Monday, 13 June 2011

More HDR experiments from Canterbury

I've been playing with, and comparing, three different HDR conversion programs in an attempt to produce something palatable from Canterbury.  I'm impressed by Photomatix, but the user interface is a bit clunky.  The Nik "HDR Efex Pro" is much more refined, but more expensive (naturally).  If I'm lucky I'll have worked out how to use it before the evaluation licence runs out...

First a couple of images I'd already tried using the Photoshop HDR converter.

Neither look particularly natural, I know, but that's partly deliberate.  The rest of the images show the experimentation and learning I'm going through.  Hopefully the results are improving slightly, but I'm yet to be totally convinced.

These images were all produced using Nik HDR Efex Pro, and then modified slightly in Lightroom for straightening and/or cropping.  Not too bad, but still more experimentation is necessary, methinks...

Tuesday, 7 June 2011

Canterbury Cathedral

I spent the last three days in Kent with a group of people from Cambridge Camera Club, and part of that trip was a tour around Canterbury Cathedral on Saturday.  I have barely started processing the images I took, but here are a few to be going on with.  I decided that the location was an ideal place to learn about HDR (High Dynamic Range) photography, but these are very early days yet.  As you can see below, some of the results are less than successful!  I'm currently evaluating a couple of pieces of software for performing the HDR conversion and tone mapping, which explains the textual "watermark" in some of the pictures.

On the left is the "Exposure Fusion" version, which is much more natural but has failed to preserve details in the brightly lit wall.  On the right is the overcooked version using classic HDR processing and tone mapping.  Not sure the grungy look suits this particular image.

Another comparison with "natural" versus "OTT" processing.  It's pictures on the right which get HDR a bad name, and it's not difficult to see why...

The picture of the pulpit works reasonably well in HDR, as it seems to fit with the vertical distortions caused by the 15mm fisheye lens.  The treadmill is actually high up in the roof space of one of the Cathedral transepts, and was in almost complete darkness.  Not sure I like the way I've processed it, so I'm sure I'll be coming back to this particular picture.  An truly astonishing monument within a monument.

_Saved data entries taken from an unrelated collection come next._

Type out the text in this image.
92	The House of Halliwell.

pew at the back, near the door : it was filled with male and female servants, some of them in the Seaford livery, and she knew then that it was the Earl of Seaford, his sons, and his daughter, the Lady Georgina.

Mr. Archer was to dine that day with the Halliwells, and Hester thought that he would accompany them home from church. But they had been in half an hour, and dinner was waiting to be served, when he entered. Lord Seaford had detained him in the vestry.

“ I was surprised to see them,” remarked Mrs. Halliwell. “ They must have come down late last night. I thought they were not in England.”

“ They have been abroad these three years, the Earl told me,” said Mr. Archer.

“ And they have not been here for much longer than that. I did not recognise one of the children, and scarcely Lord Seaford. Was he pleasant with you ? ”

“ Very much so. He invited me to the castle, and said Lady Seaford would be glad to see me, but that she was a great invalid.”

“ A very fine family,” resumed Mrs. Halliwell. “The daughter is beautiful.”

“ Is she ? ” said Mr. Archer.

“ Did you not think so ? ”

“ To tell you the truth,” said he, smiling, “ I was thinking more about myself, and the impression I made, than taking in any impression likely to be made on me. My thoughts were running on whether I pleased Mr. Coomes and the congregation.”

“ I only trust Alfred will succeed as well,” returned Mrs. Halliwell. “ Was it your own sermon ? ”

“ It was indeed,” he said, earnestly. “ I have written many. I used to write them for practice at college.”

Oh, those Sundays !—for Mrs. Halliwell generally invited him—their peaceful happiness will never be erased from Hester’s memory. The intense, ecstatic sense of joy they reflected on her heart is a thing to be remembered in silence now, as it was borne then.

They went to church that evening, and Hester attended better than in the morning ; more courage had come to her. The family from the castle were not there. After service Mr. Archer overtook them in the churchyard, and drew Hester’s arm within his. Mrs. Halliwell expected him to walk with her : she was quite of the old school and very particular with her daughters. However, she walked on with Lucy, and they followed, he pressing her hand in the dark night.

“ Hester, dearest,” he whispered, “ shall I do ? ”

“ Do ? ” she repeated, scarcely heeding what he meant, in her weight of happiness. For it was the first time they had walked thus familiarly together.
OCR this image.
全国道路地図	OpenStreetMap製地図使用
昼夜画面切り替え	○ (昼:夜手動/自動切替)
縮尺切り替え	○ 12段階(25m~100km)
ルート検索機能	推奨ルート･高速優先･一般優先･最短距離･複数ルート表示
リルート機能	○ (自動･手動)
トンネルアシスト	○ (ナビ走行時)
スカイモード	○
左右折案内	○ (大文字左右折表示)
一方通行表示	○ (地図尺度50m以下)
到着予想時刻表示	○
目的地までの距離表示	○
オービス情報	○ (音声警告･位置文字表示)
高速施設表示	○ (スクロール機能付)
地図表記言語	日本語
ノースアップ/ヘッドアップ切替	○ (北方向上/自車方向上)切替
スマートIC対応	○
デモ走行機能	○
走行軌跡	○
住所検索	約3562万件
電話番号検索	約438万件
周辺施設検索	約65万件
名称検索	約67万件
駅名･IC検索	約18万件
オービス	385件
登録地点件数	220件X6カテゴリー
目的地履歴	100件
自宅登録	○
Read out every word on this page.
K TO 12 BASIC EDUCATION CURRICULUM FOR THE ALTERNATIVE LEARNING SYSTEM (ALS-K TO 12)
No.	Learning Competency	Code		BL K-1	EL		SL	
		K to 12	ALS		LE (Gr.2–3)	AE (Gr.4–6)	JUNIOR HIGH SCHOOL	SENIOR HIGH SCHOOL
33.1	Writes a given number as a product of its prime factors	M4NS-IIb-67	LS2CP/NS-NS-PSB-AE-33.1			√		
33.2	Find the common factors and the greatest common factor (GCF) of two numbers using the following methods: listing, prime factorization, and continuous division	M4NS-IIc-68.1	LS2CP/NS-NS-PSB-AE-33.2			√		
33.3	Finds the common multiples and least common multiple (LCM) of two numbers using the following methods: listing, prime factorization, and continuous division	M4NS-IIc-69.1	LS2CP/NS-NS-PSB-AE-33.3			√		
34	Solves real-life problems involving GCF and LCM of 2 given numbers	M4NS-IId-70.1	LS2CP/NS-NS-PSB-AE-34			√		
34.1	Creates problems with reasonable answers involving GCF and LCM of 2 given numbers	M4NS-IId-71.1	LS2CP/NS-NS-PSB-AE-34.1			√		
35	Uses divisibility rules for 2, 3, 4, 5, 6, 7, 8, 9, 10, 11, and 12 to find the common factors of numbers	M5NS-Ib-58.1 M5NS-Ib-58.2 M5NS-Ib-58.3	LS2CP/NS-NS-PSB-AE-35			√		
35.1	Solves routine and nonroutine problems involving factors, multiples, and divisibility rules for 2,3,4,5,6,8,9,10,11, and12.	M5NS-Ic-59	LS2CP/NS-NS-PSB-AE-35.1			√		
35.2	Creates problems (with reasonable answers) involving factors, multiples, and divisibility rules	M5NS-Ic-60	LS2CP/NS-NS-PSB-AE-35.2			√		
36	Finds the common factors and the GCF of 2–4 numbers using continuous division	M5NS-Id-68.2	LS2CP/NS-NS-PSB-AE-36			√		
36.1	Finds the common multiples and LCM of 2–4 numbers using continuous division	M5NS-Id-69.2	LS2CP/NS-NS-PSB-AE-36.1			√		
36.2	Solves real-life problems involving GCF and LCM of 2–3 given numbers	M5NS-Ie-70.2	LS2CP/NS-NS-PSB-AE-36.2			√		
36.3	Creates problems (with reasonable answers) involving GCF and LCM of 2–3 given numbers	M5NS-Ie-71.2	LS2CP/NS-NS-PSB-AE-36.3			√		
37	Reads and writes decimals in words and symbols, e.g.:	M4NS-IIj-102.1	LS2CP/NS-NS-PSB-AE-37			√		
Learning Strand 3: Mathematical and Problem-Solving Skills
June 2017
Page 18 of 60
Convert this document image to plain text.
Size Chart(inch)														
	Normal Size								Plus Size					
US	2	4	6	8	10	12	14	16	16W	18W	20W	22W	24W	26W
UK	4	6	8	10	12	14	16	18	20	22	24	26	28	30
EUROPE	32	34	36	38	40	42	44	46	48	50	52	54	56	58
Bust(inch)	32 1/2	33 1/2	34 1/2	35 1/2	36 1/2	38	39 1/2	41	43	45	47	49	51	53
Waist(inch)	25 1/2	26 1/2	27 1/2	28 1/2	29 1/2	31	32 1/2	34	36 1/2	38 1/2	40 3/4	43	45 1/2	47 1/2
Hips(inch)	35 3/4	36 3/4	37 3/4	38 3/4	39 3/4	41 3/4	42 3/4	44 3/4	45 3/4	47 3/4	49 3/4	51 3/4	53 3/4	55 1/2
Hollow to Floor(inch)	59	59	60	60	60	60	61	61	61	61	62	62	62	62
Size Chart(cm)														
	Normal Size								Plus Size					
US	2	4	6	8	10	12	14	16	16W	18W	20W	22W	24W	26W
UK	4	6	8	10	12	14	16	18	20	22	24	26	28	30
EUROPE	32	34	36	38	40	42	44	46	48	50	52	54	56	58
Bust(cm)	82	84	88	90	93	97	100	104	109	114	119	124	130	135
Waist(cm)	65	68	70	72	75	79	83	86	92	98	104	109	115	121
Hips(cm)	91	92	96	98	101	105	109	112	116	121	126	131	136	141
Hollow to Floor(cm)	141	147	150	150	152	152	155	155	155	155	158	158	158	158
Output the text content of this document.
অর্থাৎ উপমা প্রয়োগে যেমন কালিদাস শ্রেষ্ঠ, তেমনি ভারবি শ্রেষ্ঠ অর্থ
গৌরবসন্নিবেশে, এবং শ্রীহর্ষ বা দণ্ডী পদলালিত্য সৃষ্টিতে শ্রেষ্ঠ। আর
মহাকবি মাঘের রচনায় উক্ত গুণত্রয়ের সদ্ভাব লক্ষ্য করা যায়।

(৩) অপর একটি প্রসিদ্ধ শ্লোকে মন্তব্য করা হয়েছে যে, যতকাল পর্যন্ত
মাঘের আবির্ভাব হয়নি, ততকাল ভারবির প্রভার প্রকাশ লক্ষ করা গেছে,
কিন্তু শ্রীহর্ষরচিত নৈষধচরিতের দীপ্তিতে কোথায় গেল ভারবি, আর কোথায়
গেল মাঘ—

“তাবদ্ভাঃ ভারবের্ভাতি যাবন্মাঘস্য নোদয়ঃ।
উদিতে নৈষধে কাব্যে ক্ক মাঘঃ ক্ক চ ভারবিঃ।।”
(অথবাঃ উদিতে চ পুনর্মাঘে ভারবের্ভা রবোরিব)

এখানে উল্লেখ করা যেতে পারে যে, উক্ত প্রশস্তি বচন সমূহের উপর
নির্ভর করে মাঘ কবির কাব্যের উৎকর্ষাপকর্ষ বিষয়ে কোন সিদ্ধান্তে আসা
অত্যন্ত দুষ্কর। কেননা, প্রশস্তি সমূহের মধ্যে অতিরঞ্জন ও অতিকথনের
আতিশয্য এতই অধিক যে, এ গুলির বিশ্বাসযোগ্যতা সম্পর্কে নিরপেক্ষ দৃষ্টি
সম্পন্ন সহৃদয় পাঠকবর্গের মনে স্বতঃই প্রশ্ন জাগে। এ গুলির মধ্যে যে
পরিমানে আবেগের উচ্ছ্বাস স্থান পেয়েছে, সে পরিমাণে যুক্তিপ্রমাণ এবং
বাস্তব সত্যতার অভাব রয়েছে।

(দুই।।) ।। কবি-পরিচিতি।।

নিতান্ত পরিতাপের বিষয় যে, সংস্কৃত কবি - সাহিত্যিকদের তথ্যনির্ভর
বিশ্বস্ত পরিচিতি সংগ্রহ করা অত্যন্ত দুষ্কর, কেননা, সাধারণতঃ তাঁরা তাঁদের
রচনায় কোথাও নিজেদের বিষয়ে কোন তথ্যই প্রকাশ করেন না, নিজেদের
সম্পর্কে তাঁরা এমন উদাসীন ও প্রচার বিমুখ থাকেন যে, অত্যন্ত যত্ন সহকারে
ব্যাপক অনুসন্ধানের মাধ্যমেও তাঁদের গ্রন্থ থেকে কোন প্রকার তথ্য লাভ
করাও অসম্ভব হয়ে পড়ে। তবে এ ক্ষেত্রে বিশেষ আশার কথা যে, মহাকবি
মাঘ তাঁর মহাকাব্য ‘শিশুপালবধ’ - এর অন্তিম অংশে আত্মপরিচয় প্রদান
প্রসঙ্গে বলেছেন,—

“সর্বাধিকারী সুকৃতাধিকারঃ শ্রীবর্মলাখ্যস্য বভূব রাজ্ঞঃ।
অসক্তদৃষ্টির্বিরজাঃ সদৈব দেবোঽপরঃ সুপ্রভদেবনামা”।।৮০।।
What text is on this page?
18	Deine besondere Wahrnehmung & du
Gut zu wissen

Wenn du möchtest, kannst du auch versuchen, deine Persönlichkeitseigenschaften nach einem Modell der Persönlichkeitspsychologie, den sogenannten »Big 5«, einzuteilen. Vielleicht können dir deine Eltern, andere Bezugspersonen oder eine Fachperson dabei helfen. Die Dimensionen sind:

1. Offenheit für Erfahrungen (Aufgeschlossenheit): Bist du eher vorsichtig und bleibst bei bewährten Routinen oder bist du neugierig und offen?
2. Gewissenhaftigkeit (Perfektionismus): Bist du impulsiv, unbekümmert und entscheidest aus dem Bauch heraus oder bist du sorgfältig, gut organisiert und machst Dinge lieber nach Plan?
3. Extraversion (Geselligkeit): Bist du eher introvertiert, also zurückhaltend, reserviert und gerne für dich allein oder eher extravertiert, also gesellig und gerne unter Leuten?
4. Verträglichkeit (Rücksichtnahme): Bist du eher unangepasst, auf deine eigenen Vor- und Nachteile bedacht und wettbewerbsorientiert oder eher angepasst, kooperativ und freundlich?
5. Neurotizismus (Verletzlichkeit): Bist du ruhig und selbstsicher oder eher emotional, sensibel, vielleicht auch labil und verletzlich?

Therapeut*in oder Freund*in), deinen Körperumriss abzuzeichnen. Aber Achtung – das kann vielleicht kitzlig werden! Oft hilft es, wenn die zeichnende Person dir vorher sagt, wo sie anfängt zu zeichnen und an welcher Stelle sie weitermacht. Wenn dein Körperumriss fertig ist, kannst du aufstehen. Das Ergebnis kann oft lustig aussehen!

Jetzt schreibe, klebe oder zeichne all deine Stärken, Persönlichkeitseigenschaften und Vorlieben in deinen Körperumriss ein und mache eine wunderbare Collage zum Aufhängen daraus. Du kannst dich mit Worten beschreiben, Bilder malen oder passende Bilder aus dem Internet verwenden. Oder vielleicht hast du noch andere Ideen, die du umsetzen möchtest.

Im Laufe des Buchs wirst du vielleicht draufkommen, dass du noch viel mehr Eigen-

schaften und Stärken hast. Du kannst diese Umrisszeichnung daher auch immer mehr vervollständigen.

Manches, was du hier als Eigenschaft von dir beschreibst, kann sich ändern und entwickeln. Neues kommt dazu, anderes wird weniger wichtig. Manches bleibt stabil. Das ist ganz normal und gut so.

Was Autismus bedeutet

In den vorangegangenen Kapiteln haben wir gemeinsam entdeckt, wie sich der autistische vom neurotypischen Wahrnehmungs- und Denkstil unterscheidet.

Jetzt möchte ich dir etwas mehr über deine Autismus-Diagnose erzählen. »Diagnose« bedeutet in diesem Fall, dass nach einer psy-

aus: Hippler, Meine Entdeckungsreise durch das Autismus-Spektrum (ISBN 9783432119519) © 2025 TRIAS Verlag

Here the overcooked look actually seems to suit the image rather well.  Maybe it's the curved verticals which help to make the surreal processing more acceptable?  This is probably my favourite HDR conversion to date, but it's clear I've got a long way to go yet.  A book is on order from Amazon!

The last two images from this this first set are straight shots.  On the left is a rather magnificent brass lectern.  On the right is a the amazing ceiling of the tower, which had to be photographed from the middle of a treacherous flight of stairs.  The shield in the middle is, apparently a trap-door.